Taken together, these contributions have decisively undermined the core assumptions of equilibrium-based, allocative models. Yet they have not converged on a unified analytical object capable of explaining how capital accumulates, binds the past to the future, and generates its own systemic imperatives. Instead, capital is fragmented across domains: as wealth in economic history, as balance-sheet entries in monetary economics, as legal status in jurisprudence, as rents in political economy, or as incentives in finance. What is missing is an integrated account of capital as a dynamic process that operates simultaneously across real production, finance, law, and time.
This fragmentation has important analytical consequences. Without a theory of capital as an irreversible commitment embedded in balance sheets, investment decisions remain a black box, treated either as behavioral reactions or as solutions to optimization problems that abstract from genuine uncertainty. Without a theory of capacity as historically accumulated and only partially malleable, economic dynamics are reduced to movements along supply and demand schedules. Without treating balance sheets as constraints on action rather than as accounting afterthoughts, financial instability appears as an exogenous shock rather than as an endogenous feature of normal economic operation. As a result, existing frameworks can describe isolated mechanisms—monetary operations, price formation, legal coding, or crisis dynamics—without explaining how these mechanisms cohere into a reproducible capitalist system.

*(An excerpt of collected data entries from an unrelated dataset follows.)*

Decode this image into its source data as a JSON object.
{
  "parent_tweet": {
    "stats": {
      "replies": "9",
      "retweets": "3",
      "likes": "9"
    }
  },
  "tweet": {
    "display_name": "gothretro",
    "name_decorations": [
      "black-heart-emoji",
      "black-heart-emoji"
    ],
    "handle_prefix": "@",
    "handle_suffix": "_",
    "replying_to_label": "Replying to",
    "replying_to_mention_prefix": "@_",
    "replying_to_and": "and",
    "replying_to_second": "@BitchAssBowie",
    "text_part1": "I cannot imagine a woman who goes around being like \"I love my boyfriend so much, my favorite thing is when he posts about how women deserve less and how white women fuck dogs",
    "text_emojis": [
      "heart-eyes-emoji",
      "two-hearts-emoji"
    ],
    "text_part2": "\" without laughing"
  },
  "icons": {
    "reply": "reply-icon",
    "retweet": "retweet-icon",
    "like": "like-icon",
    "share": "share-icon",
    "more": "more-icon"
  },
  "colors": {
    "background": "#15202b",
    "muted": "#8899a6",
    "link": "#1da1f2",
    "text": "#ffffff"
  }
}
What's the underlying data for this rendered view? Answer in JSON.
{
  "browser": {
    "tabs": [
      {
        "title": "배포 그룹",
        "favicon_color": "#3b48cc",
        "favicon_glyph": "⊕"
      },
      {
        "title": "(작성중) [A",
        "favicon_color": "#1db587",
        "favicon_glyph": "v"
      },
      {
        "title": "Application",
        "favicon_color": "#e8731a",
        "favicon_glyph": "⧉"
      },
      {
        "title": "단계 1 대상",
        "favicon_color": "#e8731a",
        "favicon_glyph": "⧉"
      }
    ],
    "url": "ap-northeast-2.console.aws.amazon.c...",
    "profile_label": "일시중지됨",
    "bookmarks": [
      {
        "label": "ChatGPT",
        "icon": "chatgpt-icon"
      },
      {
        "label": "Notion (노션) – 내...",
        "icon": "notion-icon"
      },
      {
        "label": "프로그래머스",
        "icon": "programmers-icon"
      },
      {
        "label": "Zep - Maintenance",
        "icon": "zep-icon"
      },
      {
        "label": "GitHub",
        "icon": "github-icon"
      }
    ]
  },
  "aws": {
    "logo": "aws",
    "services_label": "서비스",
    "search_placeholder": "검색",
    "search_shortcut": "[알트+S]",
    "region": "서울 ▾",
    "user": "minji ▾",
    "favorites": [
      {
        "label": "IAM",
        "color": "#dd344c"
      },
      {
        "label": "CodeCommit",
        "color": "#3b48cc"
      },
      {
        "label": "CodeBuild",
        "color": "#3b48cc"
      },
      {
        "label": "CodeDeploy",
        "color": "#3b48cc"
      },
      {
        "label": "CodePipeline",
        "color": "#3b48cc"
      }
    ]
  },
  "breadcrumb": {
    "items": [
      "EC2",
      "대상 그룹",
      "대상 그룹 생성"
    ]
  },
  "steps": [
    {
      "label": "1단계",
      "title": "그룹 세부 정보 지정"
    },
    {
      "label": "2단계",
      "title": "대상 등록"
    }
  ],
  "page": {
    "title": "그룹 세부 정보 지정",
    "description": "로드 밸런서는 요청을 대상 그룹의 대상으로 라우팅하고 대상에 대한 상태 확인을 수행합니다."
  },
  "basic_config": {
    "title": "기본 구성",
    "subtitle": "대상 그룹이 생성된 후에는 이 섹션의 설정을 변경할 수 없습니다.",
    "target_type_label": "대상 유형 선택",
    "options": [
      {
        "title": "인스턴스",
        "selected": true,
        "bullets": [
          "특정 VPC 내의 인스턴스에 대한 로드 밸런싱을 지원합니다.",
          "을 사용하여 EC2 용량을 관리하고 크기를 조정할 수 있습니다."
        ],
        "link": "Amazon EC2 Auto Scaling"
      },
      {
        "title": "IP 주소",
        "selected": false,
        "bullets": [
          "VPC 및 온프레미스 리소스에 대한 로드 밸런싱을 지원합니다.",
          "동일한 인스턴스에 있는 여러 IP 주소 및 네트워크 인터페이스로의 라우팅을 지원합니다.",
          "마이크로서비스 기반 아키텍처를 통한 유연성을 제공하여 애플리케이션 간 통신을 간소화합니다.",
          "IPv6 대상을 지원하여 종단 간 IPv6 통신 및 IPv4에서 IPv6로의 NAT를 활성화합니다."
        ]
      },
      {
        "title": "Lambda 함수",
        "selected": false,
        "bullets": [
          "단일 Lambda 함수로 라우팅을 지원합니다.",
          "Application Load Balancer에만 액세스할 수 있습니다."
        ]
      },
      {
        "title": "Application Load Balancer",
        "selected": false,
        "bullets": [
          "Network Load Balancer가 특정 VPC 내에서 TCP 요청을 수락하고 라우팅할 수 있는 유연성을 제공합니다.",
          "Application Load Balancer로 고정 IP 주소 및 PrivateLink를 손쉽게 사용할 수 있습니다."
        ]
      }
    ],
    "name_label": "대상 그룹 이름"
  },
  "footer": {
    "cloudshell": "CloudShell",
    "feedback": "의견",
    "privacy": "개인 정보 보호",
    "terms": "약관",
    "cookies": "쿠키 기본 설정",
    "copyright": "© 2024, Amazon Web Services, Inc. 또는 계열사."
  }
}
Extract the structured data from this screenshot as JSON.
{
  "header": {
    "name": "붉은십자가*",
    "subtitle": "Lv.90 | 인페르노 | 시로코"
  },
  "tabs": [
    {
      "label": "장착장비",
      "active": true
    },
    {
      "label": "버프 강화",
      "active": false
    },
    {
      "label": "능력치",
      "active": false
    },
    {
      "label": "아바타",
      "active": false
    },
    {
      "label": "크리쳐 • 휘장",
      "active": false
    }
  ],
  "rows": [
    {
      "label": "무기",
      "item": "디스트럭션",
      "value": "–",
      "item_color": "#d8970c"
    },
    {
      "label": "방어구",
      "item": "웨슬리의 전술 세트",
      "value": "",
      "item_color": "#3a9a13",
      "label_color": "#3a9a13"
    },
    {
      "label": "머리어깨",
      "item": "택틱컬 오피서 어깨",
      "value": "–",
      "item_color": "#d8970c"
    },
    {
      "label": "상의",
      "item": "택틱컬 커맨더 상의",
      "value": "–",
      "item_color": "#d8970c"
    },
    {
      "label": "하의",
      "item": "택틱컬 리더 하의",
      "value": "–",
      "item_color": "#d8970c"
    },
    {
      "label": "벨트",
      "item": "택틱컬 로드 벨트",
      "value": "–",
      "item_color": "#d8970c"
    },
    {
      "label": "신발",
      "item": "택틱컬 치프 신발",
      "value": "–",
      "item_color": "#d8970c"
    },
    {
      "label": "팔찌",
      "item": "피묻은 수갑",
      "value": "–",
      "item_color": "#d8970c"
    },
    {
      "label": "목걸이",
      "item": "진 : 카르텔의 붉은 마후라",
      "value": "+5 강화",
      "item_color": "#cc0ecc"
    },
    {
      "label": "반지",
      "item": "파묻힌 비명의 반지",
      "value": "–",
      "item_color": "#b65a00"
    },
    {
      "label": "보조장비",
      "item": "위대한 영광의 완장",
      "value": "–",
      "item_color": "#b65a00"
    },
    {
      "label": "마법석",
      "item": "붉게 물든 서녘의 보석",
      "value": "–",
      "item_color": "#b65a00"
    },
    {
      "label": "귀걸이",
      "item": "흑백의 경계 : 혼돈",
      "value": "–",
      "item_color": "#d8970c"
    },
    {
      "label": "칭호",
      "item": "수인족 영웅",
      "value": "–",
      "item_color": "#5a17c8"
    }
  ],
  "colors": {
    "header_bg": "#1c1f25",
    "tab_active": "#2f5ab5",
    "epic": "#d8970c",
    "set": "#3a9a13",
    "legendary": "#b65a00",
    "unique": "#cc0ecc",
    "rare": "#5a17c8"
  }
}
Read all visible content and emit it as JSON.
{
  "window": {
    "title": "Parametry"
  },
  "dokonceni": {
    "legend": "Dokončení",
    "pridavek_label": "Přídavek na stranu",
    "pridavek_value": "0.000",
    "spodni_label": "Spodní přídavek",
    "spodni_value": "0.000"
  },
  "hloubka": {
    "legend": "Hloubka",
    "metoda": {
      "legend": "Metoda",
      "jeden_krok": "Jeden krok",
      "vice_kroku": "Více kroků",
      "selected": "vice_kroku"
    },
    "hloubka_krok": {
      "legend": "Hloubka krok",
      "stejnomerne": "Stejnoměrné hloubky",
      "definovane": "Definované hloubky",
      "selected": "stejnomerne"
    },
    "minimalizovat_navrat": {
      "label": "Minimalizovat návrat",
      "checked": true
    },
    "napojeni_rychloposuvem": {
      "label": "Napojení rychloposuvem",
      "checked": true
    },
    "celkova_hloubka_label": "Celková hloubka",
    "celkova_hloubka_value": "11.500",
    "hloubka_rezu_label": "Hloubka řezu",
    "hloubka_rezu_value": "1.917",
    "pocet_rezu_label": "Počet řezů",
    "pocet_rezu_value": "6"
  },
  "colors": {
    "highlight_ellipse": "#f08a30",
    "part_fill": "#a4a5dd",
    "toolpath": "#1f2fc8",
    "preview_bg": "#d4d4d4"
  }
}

The persistence of this gap is not accidental. Modeling capital as a dynamic, irreversible, and institutionally embedded process challenges core methodological commitments of modern economics: equilibrium closure, convexity, representative agents, and ergodic time. It also complicates disciplinary boundaries, as capital cannot be confined to “real” or “financial” spheres, nor to economics alone. Finally, theorizing capital as a system-level constraint rather than a neutral input foregrounds instability, conflict, and political intervention—features that resist formal simplification and technocratic treatment.